Comentário de Judas 1.9,10
Por João Calvino
“9. Mas o arcanjo Miguel, quando contendia com o diabo, e disputava a respeito do corpo de Moisés, não ousou pronunciar juízo de maldição contra ele; mas disse: O Senhor te repreenda.
10. Estes, porém, dizem mal do que não sabem; e, naquilo que naturalmente conhecem, como animais irracionais se corrompem.”
9. “Mas o arcanjo Miguel”. Pedro apresenta este argumento de forma mais breve, e declara genericamente que os anjos, muito mais excelentes que os homens, não se atrevem a pronunciar juízo de maldição (2 Pe 2:11).
Mas como se acredita que esta história fosse tirada de um livro apócrifo, por isso tem sido dado menos importância a esta Epístola. Mas, visto que os judeus daquele tempo derivavam muitas coisas das tradições dos pais, não vejo nada de desarrazoado em dizer que Judas se referiu ao que já havia sido transmitido por muitas gerações. Sei que, de fato, muitas puerilidades haviam alcançado o nome de tradição, assim como nos tempos de hoje os papistas relatam como tradições muitos dos desvarios estúpidos dos monges. Mas isto não é motivo para que eles não tivessem alguns fatos históricos não consignados à escrita.
Está fora de controvérsia que Moisés foi sepultado pelo Senhor, ou seja, que o seu sepulcro foi escondido segundo o propósito oculto de Deus. E a razão para esconder o seu sepulcro é evidente a todos, isto é, para que os judeus não apresentassem seu corpo para promover superstição. Então qual o motivo de surpresa quando, tendo o corpo do profeta sido escondido por Deus, Satanás tentasse manifestá-lo; e que os anjos, que sempre estão prontos para servir a Deus, por outro lado lhe resistissem? E sem dúvida sabemos que Satanás quase em todas as épocas tem se esforçado para transformar os corpos dos santos de Deus em ídolos para os homens insensatos. Portanto, esta Epístola não deveria ser suspeita por conta deste testemunho, ainda que não encontrado na Escritura.

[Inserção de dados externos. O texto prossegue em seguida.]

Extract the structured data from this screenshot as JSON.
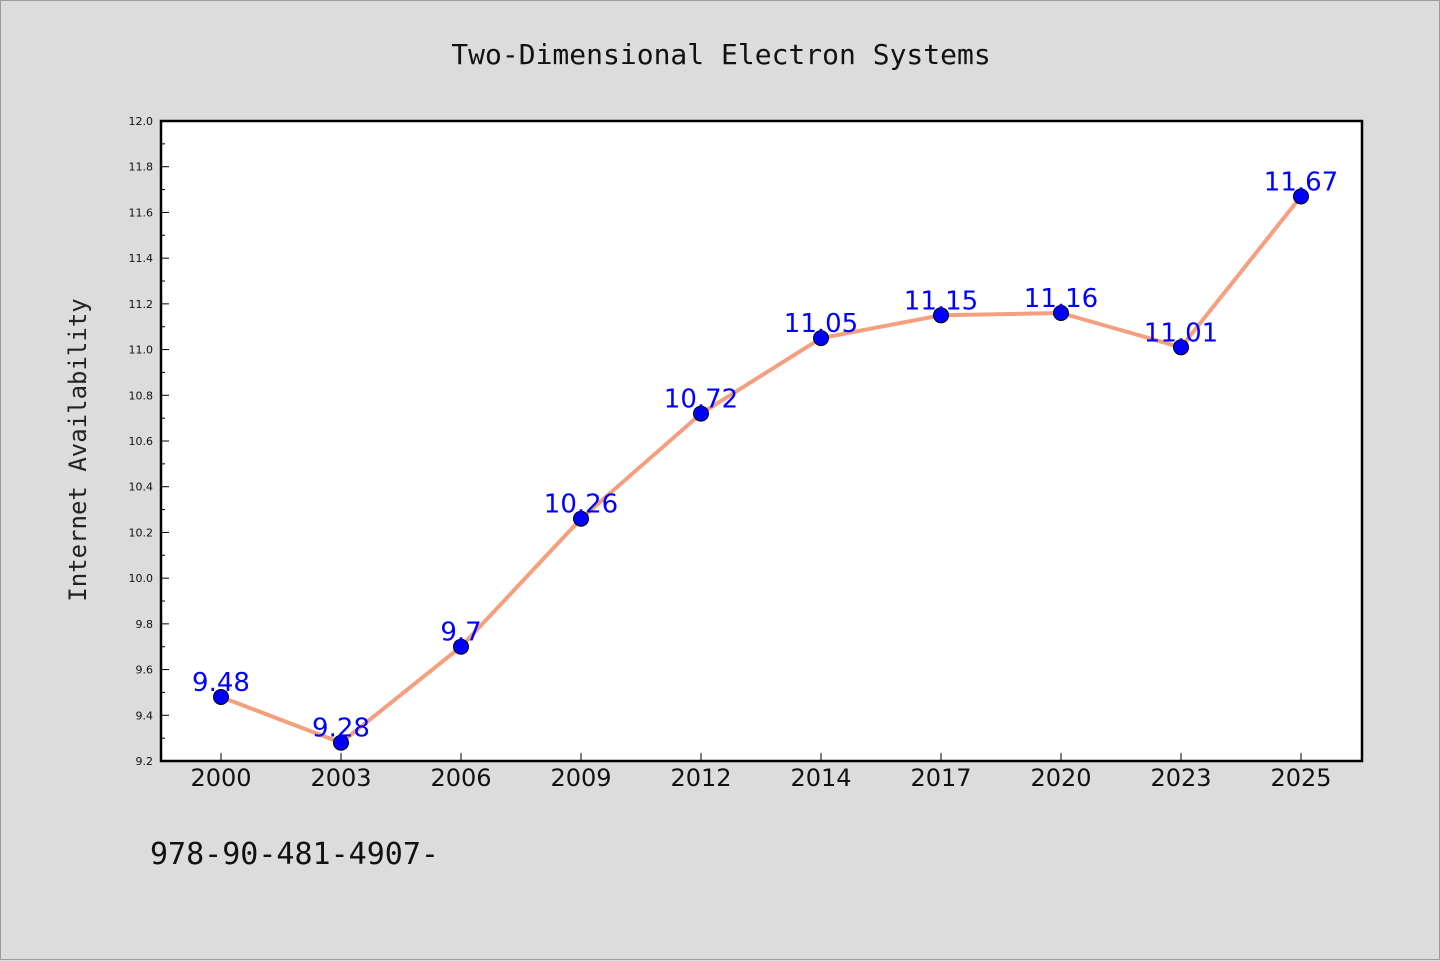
{
  "chart_data": {
    "type": "line",
    "title": "Two-Dimensional Electron Systems",
    "xlabel": "",
    "ylabel": "Internet Availability",
    "categories": [
      "2000",
      "2003",
      "2006",
      "2009",
      "2012",
      "2014",
      "2017",
      "2020",
      "2023",
      "2025"
    ],
    "series": [
      {
        "values": [
          9.48,
          9.28,
          9.7,
          10.26,
          10.72,
          11.05,
          11.15,
          11.16,
          11.01,
          11.67
        ],
        "data_labels": [
          "9.48",
          "9.28",
          "9.7",
          "10.26",
          "10.72",
          "11.05",
          "11.15",
          "11.16",
          "11.01",
          "11.67"
        ],
        "line_color": "#f4a07e",
        "marker_color": "#0000ff"
      }
    ],
    "ylim": [
      9.2,
      12.0
    ],
    "yticks": [
      "9.2",
      "9.4",
      "9.6",
      "9.8",
      "10.0",
      "10.2",
      "10.4",
      "10.6",
      "10.8",
      "11.0",
      "11.2",
      "11.4",
      "11.6",
      "11.8",
      "12.0"
    ],
    "grid": false,
    "legend": "none",
    "label_color": "#0000ff",
    "background": "#dcdcdc",
    "plot_background": "#ffffff"
  },
  "footer_text": "978-90-481-4907-"
}
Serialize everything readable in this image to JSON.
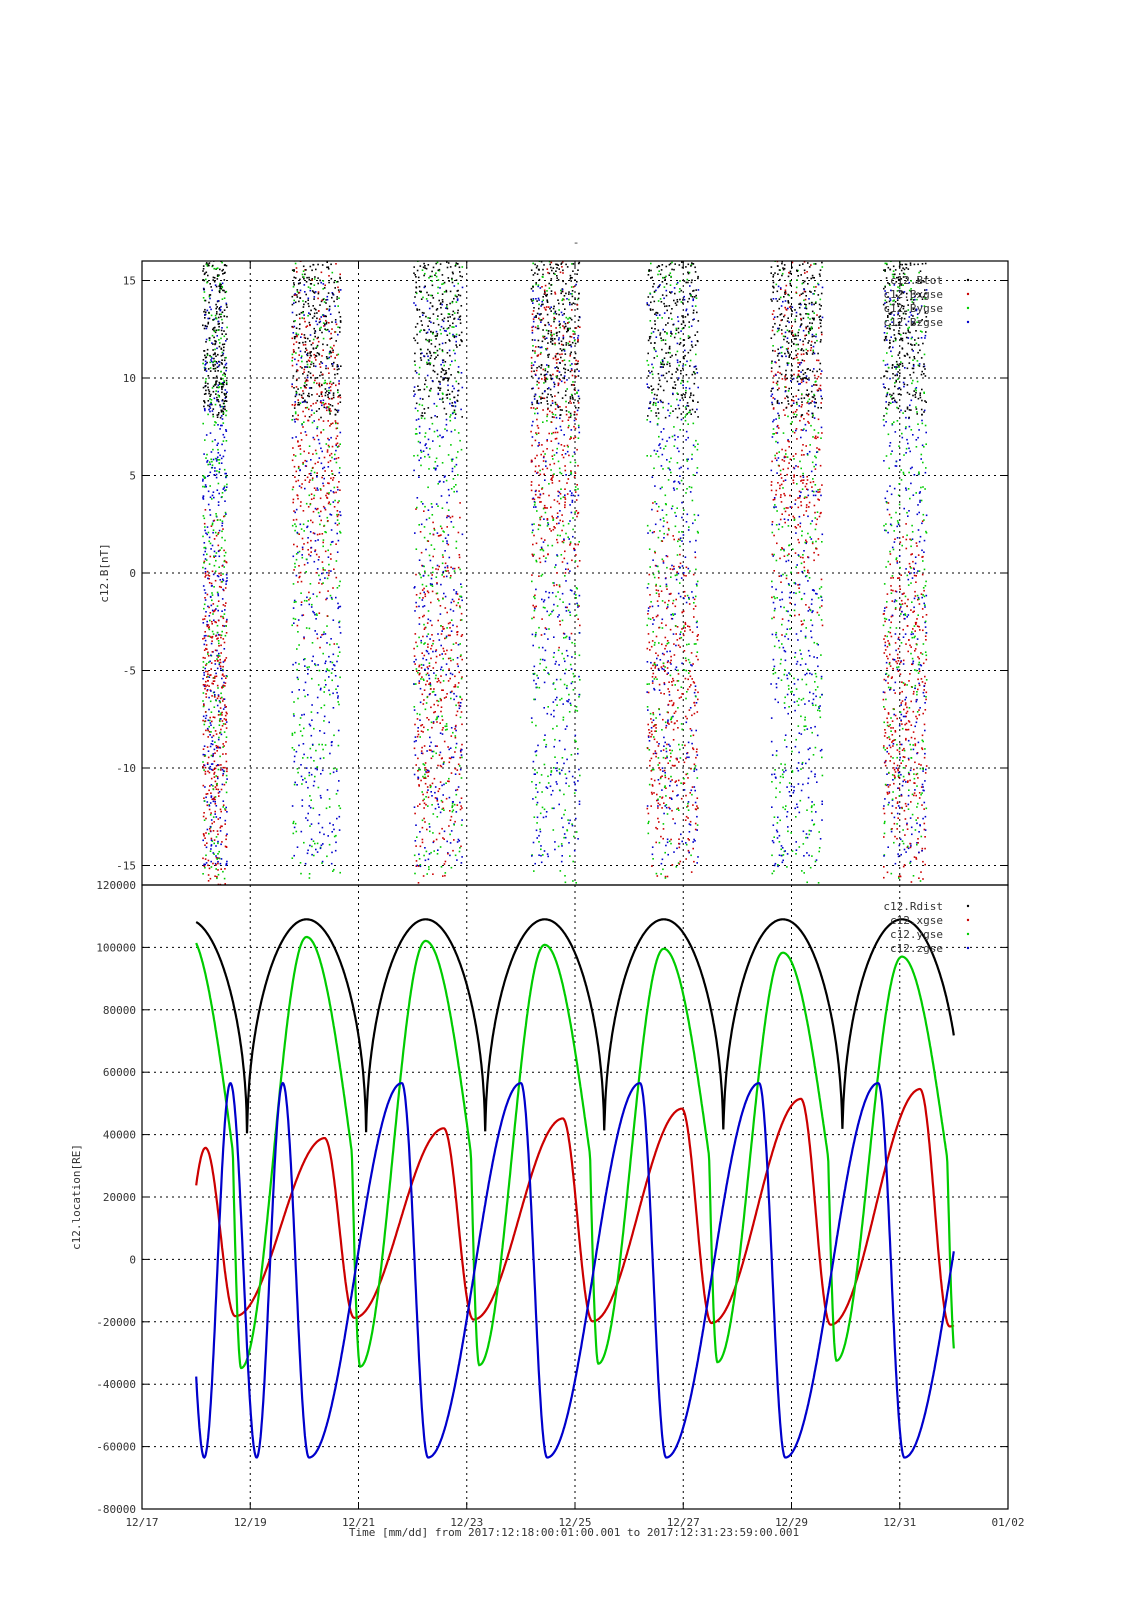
{
  "figure": {
    "top_title": "-",
    "xlabel_text": "Time [mm/dd]  from 2017:12:18:00:01:00.001  to  2017:12:31:23:59:00.001"
  },
  "x_axis": {
    "ticks": [
      {
        "value": "2017-12-17",
        "label": "12/17"
      },
      {
        "value": "2017-12-19",
        "label": "12/19"
      },
      {
        "value": "2017-12-21",
        "label": "12/21"
      },
      {
        "value": "2017-12-23",
        "label": "12/23"
      },
      {
        "value": "2017-12-25",
        "label": "12/25"
      },
      {
        "value": "2017-12-27",
        "label": "12/27"
      },
      {
        "value": "2017-12-29",
        "label": "12/29"
      },
      {
        "value": "2017-12-31",
        "label": "12/31"
      },
      {
        "value": "2018-01-02",
        "label": "01/02"
      }
    ],
    "range": [
      "2017-12-17",
      "2018-01-02"
    ],
    "data_start": "2017-12-18T00:01:00",
    "data_end": "2017-12-31T23:59:00"
  },
  "chart_data": [
    {
      "type": "scatter",
      "ylabel": "c12.B[nT]",
      "ylim": [
        -16,
        16
      ],
      "yticks": [
        -15,
        -10,
        -5,
        0,
        5,
        10,
        15
      ],
      "grid": true,
      "legend_position": "top-right",
      "series": [
        {
          "name": "c12.Btot",
          "color": "#000000"
        },
        {
          "name": "c12.Bxgse",
          "color": "#cc0000"
        },
        {
          "name": "c12.Bygse",
          "color": "#00cc00"
        },
        {
          "name": "c12.Bzgse",
          "color": "#0000cc"
        }
      ]
    },
    {
      "type": "line",
      "ylabel": "c12.location[RE]",
      "ylim": [
        -80000,
        120000
      ],
      "yticks": [
        -80000,
        -60000,
        -40000,
        -20000,
        0,
        20000,
        40000,
        60000,
        80000,
        100000,
        120000
      ],
      "grid": true,
      "legend_position": "top-right",
      "orbit_period_days": 2.2,
      "series": [
        {
          "name": "c12.Rdist",
          "color": "#000000",
          "max": 109000,
          "min": 36500
        },
        {
          "name": "c12.xgse",
          "color": "#cc0000",
          "max_start": 35500,
          "max_end": 55500,
          "min_start": -18000,
          "min_end": -21500
        },
        {
          "name": "c12.ygse",
          "color": "#00cc00",
          "max_start": 104500,
          "max_end": 96500,
          "min_start": -35000,
          "min_end": -32000
        },
        {
          "name": "c12.zgse",
          "color": "#0000cc",
          "max": 56500,
          "min": -63500
        }
      ]
    }
  ]
}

Que Miguel seja apresentado sozinho como disputando contra Satanás não é novidade. Sabemos que miríades de anjos estão sempre prontos a prestar serviço a Deus. Mas ele escolhe este ou aquele para fazer seu negócio conforme lhe agrada. O que Judas relata como tendo sido dito por Miguel, encontra-se também no livro de Zacarias: “O Senhor te repreenda (ou, impeça), Satanás” (Zc 3:2).

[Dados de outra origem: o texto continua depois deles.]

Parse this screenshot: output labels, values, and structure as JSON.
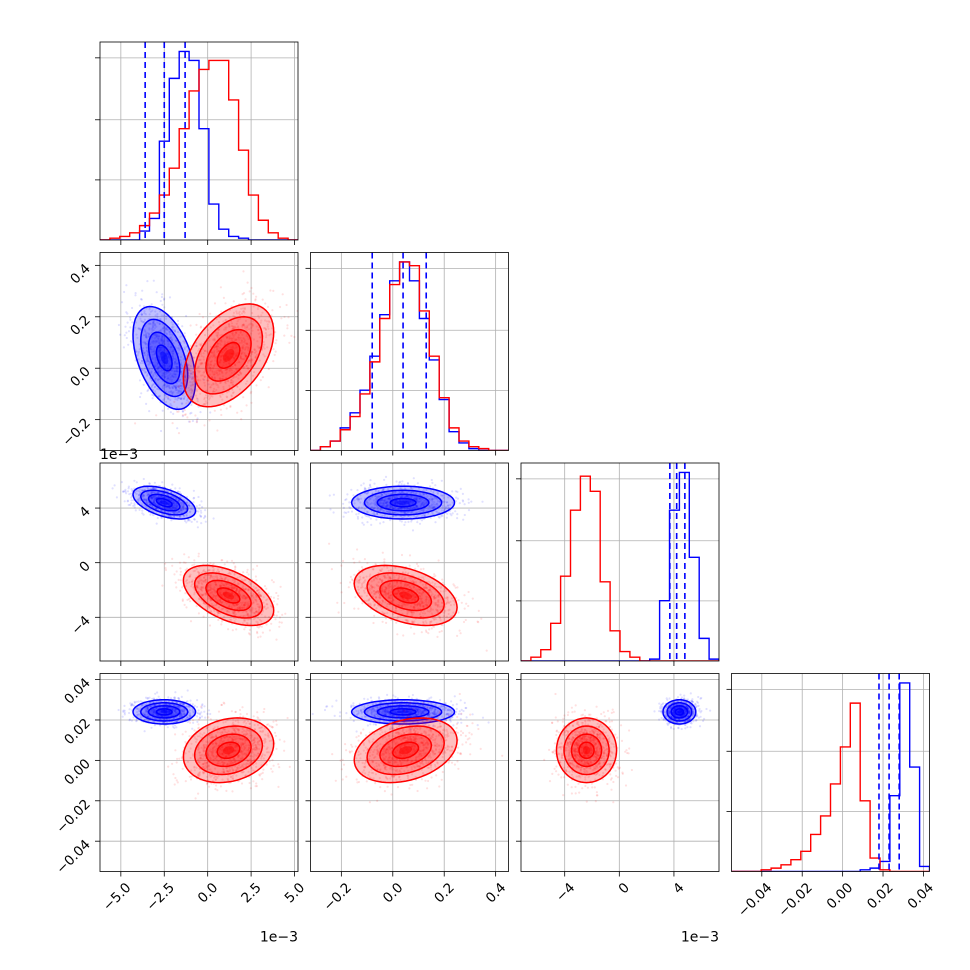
{
  "chart_data": {
    "type": "corner",
    "grid": true,
    "series": [
      {
        "color": "#0000ff",
        "means": [
          -2.5,
          0.04,
          0.0044,
          0.024
        ],
        "sd": [
          0.9,
          0.1,
          0.0006,
          0.003
        ],
        "corr": [
          [
            1,
            -0.45,
            -0.5,
            0
          ],
          [
            -0.45,
            1,
            0,
            0
          ],
          [
            -0.5,
            0,
            1,
            0
          ],
          [
            0,
            0,
            0,
            1
          ]
        ],
        "quantiles": [
          [
            -3.6,
            -2.5,
            -1.3
          ],
          [
            -0.08,
            0.04,
            0.13
          ],
          [
            0.0037,
            0.0042,
            0.0048
          ],
          [
            0.018,
            0.023,
            0.028
          ]
        ],
        "hist": [
          [
            0,
            0,
            0,
            0,
            0.05,
            0.12,
            0.55,
            0.9,
            1.05,
            1.0,
            0.62,
            0.2,
            0.06,
            0.02,
            0.01,
            0,
            0,
            0,
            0,
            0
          ],
          [
            0,
            0.02,
            0.05,
            0.12,
            0.2,
            0.32,
            0.5,
            0.72,
            0.9,
            1.0,
            0.9,
            0.7,
            0.48,
            0.27,
            0.1,
            0.04,
            0.01,
            0,
            0,
            0
          ],
          [
            0,
            0,
            0,
            0,
            0,
            0,
            0,
            0,
            0,
            0,
            0,
            0,
            0,
            0.01,
            0.32,
            0.8,
            1.0,
            0.55,
            0.12,
            0.01
          ],
          [
            0,
            0,
            0,
            0,
            0,
            0,
            0,
            0,
            0,
            0,
            0,
            0,
            0,
            0.01,
            0.02,
            0.06,
            0.45,
            1.12,
            0.62,
            0.03
          ]
        ]
      },
      {
        "color": "#ff0000",
        "means": [
          1.2,
          0.05,
          -0.0024,
          0.005
        ],
        "sd": [
          1.3,
          0.1,
          0.0011,
          0.008
        ],
        "corr": [
          [
            1,
            0.45,
            -0.5,
            0.2
          ],
          [
            0.45,
            1,
            -0.4,
            0.3
          ],
          [
            -0.5,
            -0.4,
            1,
            0
          ],
          [
            0.2,
            0.3,
            0,
            1
          ]
        ],
        "hist": [
          [
            0,
            0.01,
            0.02,
            0.04,
            0.08,
            0.15,
            0.25,
            0.4,
            0.62,
            0.83,
            0.95,
            1.0,
            1.0,
            0.78,
            0.5,
            0.25,
            0.11,
            0.04,
            0.01,
            0
          ],
          [
            0,
            0.02,
            0.05,
            0.11,
            0.18,
            0.3,
            0.47,
            0.7,
            0.88,
            1.0,
            0.98,
            0.74,
            0.5,
            0.28,
            0.12,
            0.05,
            0.02,
            0.01,
            0,
            0
          ],
          [
            0,
            0.02,
            0.06,
            0.2,
            0.45,
            0.8,
            0.98,
            0.9,
            0.42,
            0.16,
            0.05,
            0.02,
            0,
            0,
            0,
            0,
            0,
            0,
            0,
            0
          ],
          [
            0,
            0,
            0,
            0.01,
            0.02,
            0.04,
            0.07,
            0.12,
            0.22,
            0.33,
            0.52,
            0.74,
            1.0,
            0.42,
            0.08,
            0.01,
            0,
            0,
            0,
            0
          ]
        ]
      }
    ],
    "params": [
      {
        "range": [
          -6.2,
          5.2
        ],
        "ticks": [
          -5.0,
          -2.5,
          0.0,
          2.5,
          5.0
        ],
        "tick_labels": [
          "−5.0",
          "−2.5",
          "0.0",
          "2.5",
          "5.0"
        ],
        "offset": "1e−3"
      },
      {
        "range": [
          -0.32,
          0.45
        ],
        "ticks": [
          -0.2,
          0.0,
          0.2,
          0.4
        ],
        "tick_labels": [
          "−0.2",
          "0.0",
          "0.2",
          "0.4"
        ],
        "offset": ""
      },
      {
        "range": [
          -0.0072,
          0.0073
        ],
        "ticks": [
          -0.004,
          0.0,
          0.004
        ],
        "tick_labels": [
          "−4",
          "0",
          "4"
        ],
        "offset": "1e−3"
      },
      {
        "range": [
          -0.055,
          0.043
        ],
        "ticks": [
          -0.04,
          -0.02,
          0.0,
          0.02,
          0.04
        ],
        "tick_labels": [
          "−0.04",
          "−0.02",
          "0.00",
          "0.02",
          "0.04"
        ],
        "offset": ""
      }
    ]
  }
}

E isto é uma comparação, como dizem, entre o maior e o menor. Miguel não se atreveu a falar mais severamente contra Satanás (ainda que um réprobo e condenado) do que entregá-lo a Deus para que fosse refreado. Mas aqueles homens não hesitavam em carregar de censuras extremas os poderes que Deus havia adornado com honras peculiares.
10. “Estes, porém, falam mal do que não sabem”. Ele quer dizer que eles não tinham nenhuma inclinação por qualquer coisa que não fosse grosseira, e como que bestial, e por isso não percebiam o que era digno de honra. E, contudo, à loucura acrescentavam audácia, de modo que não temiam condenar coisas acima da sua compreensão. E eles também laboravam sob outro mal, pois, quando eram levados como animais às coisas que gratificavam os sentidos do corpo, não observavam nenhuma moderação, mas se fartavam excessivamente, como porcos que rolam na lama fétida. O advérbio naturalmente está em oposição à razão e ao juízo, pois somente o instinto da natureza controla os animais irracionais, mas a razão deveria governar os homens e refrear os seus apetites.